Well, let’s see re Harvard: “… Legacy students also had a higher average SAT score than non-legacy students, at 1523 for legacy students and 1491 for non-legacy students.” (link) Note that word “higher”.
[Note: low-scoring applicants from rich legacy familes usually don’t get admitted despite being from rich legacy familes.]
In contrast to that, Princeton sociologist Thomas Espenshade (regarding 7 elite schools) concluded that being black amounted to a 310-point bonus on the SAT, compared to being white, and a 450-point bonus on the SAT compared to being Asian-American. Note how *huge* those numbers are.
So, which group betters deserves the label “thickos”? Legacy admits? Go on, I dare you, use the word “thickos” about affirmative-action admits to the Ivy League. I bet you won’t, will you?
See, that’s why I can’t be bothered to post about legacy admits. No-one will sack you for discussing that issue. You can argue either side of the case, and nothing bad will happen. You can use disparaging language like “thicko” for legacy admits and nothing bad will happen.
In contrast, merely suggesting that an affirmative-action admit might be an affirmative-action admit (never mind using a word like “thicko”) is utterly taboo. Any suggestion that those admitted with vastly lower scores might then do less well is also taboo. Saying that can get you fired. Literally.

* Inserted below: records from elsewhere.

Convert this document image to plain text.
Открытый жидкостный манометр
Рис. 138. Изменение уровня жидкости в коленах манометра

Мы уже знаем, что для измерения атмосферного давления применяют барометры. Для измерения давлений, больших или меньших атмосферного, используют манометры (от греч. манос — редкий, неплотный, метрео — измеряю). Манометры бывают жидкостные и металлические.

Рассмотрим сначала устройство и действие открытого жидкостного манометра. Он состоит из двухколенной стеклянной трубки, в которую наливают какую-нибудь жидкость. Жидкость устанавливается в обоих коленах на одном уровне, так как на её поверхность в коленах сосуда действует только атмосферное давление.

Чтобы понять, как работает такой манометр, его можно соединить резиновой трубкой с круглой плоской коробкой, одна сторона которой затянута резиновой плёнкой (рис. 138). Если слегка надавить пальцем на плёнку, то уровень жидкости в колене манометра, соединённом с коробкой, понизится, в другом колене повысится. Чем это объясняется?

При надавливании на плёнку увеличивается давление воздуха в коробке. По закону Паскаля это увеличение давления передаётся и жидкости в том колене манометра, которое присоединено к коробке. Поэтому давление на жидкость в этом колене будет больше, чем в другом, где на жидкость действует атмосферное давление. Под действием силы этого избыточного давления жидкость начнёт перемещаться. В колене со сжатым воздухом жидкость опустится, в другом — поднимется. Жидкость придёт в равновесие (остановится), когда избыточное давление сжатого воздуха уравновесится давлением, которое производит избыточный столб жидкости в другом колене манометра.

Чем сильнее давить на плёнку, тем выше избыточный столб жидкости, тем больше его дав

So you go right ahead and discuss the issue of legacy admits if you wish. There are no taboos there! No-one will react like you do, with insults and smears and freaking out, at any attempt to discuss it. It’s not an issue surrounded by dishonesty and taboos.
See the difference?
Here’s Wilfred Reilly, with his usual good-sense summation: “The US Supreme Court has put an end to a genuine form of ‘systemic racism'”.
It’s a pity that too much of the mainstream looks to such as Ibram Kendi for commentary about race, instead of people like Wilfred Reilly. His Twitter feed is one of the best on-going commentaries on the topic.
In response to Coel’s latest: I have never supposed that genetics does not have an important effect on a number of important factors. He should not suppose that because I do not share his political views, I automatically assume that the mind is a ‘blank state’. I do not, and, as I have said, have never done.
@Tim:
Then why react so ridiculously to my entirely correct statement that, if you’re trying to assess the effect of environment by examining statistics on kids from privileged backgrounds versus non-privileged backgrounds, one would need to control for genetics?
The evidence is that genetics would have a larger effect on that comparison than the privilege of the background, so why react with hostility and misrepresentation to someone saying that?
And I note that, as expected, you decline the challenge over the word “thicko”.
The fact is, Coel, that the postwar educational reforms in the UK allowed intelligent working-class children to go on far more readily into higher education than was the case before those reforms were made. The policies of the present British government have damaged public education in Britain enormously, as have policies with respect to public education in the USA. It is no good being merely intelligent if you do not have policies that allow that intelligence to flower. Over-large classes, lack of equipment, a shortage of teachers, and teachers leaving the profession because of the unbearable situation as well as the contempt shown by politicians for them are not conducive to a good education, however intelligent you are.
I thought Reilly’s article good and responsible in general, though marred by the predictable claim that ‘affirmative action’ was an example of ‘genuine systemic racism’, the implication being that claims of ‘systemic racism’ in other areas were false. So thank you both for that article as well as for the article about genetic factors.